De kiwi uit Nieuw-Zeeland legt in verhouding het grootste ei. Het ei is bijna net zo groot als het lichaam van de kiwi zelf. Na het leggen duurt het zo’n 70 dagen voordat het ei is uitgebroed. De kleine kiwi zorgt daarna voor zichzelf en is daarmee een nestvlieder. De investering bij kiwi’s zit daarom in het ei; door een groot ei te maken ontwikkelt het jong zich ver door in het ei. Hierdoor besteden kiwi’s, na het uitkomen van het ei, geen tijd aan het voeren van het jong.
Veel of weinig eieren
Hoeveel eieren een vogel legt, hangt vaak samen met de moeite die een vogel stopt in het maken en uitbroeden van eieren, hoeveel eieren er onder een vogel passen en in het aantal te voeden jongen. Oftewel; hoeveel ze ‘investeren’ in hun eieren. Sommige vogels stoppen veel tijd en energie in de eieren zelf. Andere vogels doen meer moeite als de eieren uitgekomen zijn. Diersoorten investeren niet alleen in hun nakomelingen, maar ook bij andere onderdelen van voortplanting, zoals bij de verleiding.
Hongerige jongen
Er zijn veel vogels die investeren in het zorgen voor hun jongen. Zo ook koolmezen. Koolmezen leggen gemiddeld 8 tot 10 eieren per keer. Ze bouwen hun nesten op plekken waar eieren en jongen beschermd zijn tegen slecht weer en roofdieren. Koolmezen zijn nestblijvers: na het uitkomen blijven de jongen voor ongeveer een maand in het nest en zijn ze afhankelijk van hun ouders. Beide ouders voeden en beschermen de jongen.

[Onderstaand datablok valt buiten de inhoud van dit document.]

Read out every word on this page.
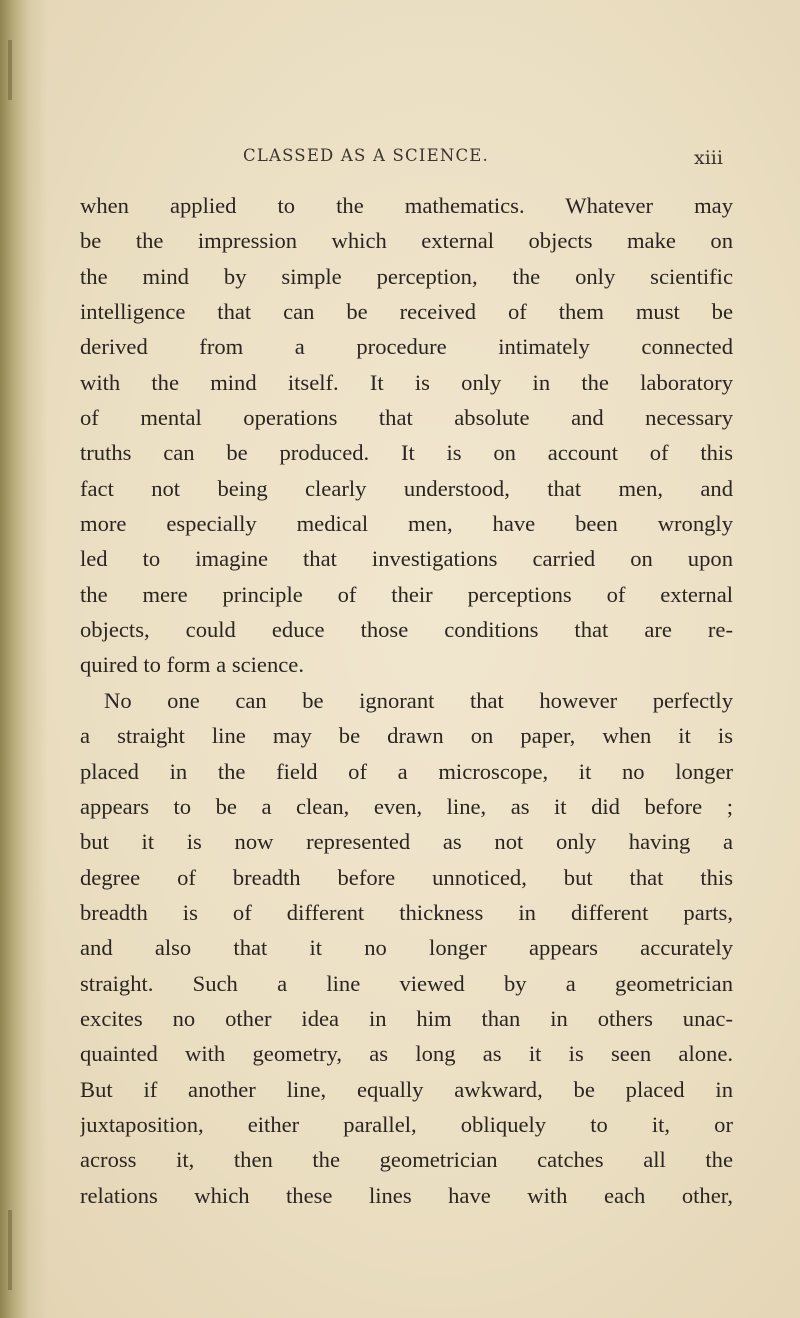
CLASSED AS A SCIENCE.	xiii
when applied to the mathematics. Whatever may
be the impression which external objects make on
the mind by simple perception, the only scientific
intelligence that can be received of them must be
derived from a procedure intimately connected
with the mind itself. It is only in the laboratory
of mental operations that absolute and necessary
truths can be produced. It is on account of this
fact not being clearly understood, that men, and
more especially medical men, have been wrongly
led to imagine that investigations carried on upon
the mere principle of their perceptions of external
objects, could educe those conditions that are re-
quired to form a science.
No one can be ignorant that however perfectly
a straight line may be drawn on paper, when it is
placed in the field of a microscope, it no longer
appears to be a clean, even, line, as it did before ;
but it is now represented as not only having a
degree of breadth before unnoticed, but that this
breadth is of different thickness in different parts,
and also that it no longer appears accurately
straight. Such a line viewed by a geometrician
excites no other idea in him than in others unac-
quainted with geometry, as long as it is seen alone.
But if another line, equally awkward, be placed in
juxtaposition, either parallel, obliquely to it, or
across it, then the geometrician catches all the
relations which these lines have with each other,
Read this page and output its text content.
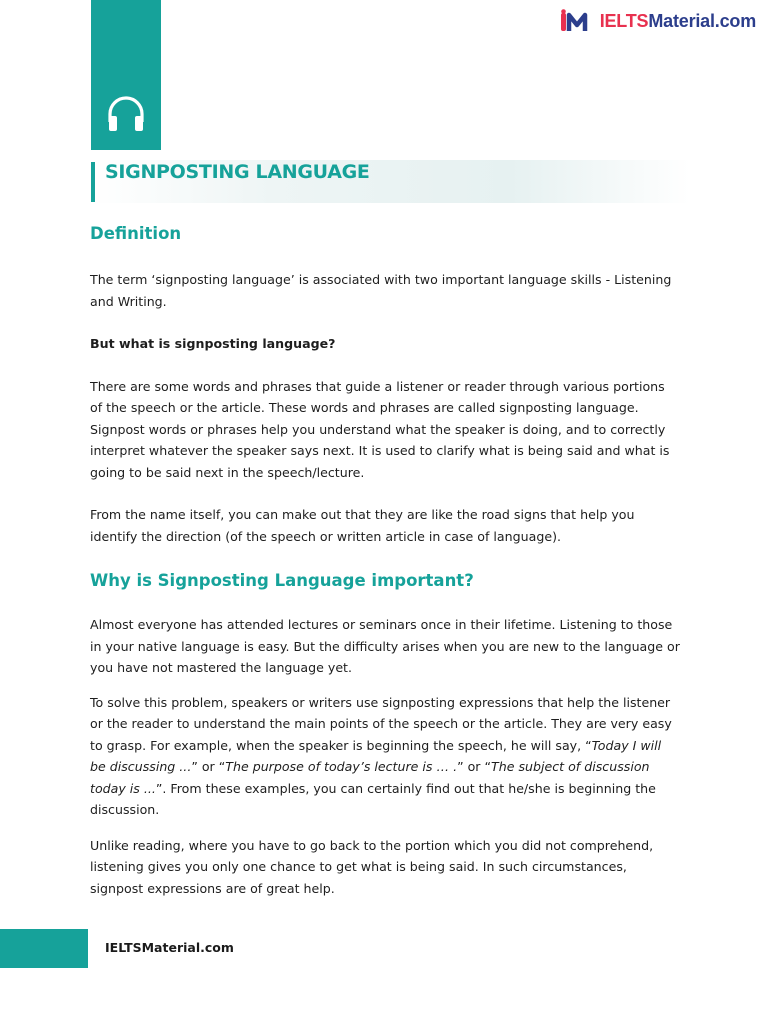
IELTSMaterial.com
SIGNPOSTING LANGUAGE
Definition

The term ‘signposting language’ is associated with two important language skills - Listening and Writing.

But what is signposting language?

There are some words and phrases that guide a listener or reader through various portions of the speech or the article. These words and phrases are called signposting language. Signpost words or phrases help you understand what the speaker is doing, and to correctly interpret whatever the speaker says next. It is used to clarify what is being said and what is going to be said next in the speech/lecture.

From the name itself, you can make out that they are like the road signs that help you identify the direction (of the speech or written article in case of language).

Why is Signposting Language important?

Almost everyone has attended lectures or seminars once in their lifetime. Listening to those in your native language is easy. But the difficulty arises when you are new to the language or you have not mastered the language yet.

To solve this problem, speakers or writers use signposting expressions that help the listener or the reader to understand the main points of the speech or the article. They are very easy to grasp. For example, when the speaker is beginning the speech, he will say, “Today I will be discussing ...” or “The purpose of today’s lecture is … .” or “The subject of discussion today is ...”. From these examples, you can certainly find out that he/she is beginning the discussion.

Unlike reading, where you have to go back to the portion which you did not comprehend, listening gives you only one chance to get what is being said. In such circumstances, signpost expressions are of great help.

IELTSMaterial.com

Kleuren en patronen van vogeleieren
Niet alle vogeleieren zijn wit, eieren komen in verschillende kleuren voor. Sommige hebben ook prachtige patronen. Merels leggen bijvoorbeeld blauw-groene eieren met bruine spikkels en kippen leggen vaak witte of beige eieren zonder patroon.
Schutkleuren
Waarom zijn er verschillen in kleur of patroon? Soms werkt de kleur van het vogelei als schutkleur. Als een ei dezelfde kleur of hetzelfde patroon heeft als het nest waarin het zich bevindt zal het niet opvallen voor roofdieren. De eieren van een kokmeeuw zijn bijvoorbeeld lichtbruin en hebben bruine spikkels. Deze eieren liggen in een lichtbruin nest. Hierdoor zien roofdieren de eieren niet liggen. De kleur of het patroon van een vogelei zorgt zo voor een betere overlevingskans van de jongen.
Felle kleuren
Er zijn ook eieren die juist wel opvallen in een nest, zoals witte of blauwe eieren. Eieren van de kerkuil zijn bijvoorbeeld wit. Dit is handig omdat kerkuilen nachtdieren zijn. Omdat de eieren wit zijn herkent de kerkuil ‘s nachts haar eieren beter. Verschillende vogelsoorten, zoals de spreeuw of de ekster, leggen blauwe eieren. Blauwe eieren absorberen minder warmte dan bruine eieren. Hiermee zorgt de blauwe kleur ervoor dat eieren niet oververhit raken. Dat is nog eens goed gebruik maken van kleuren!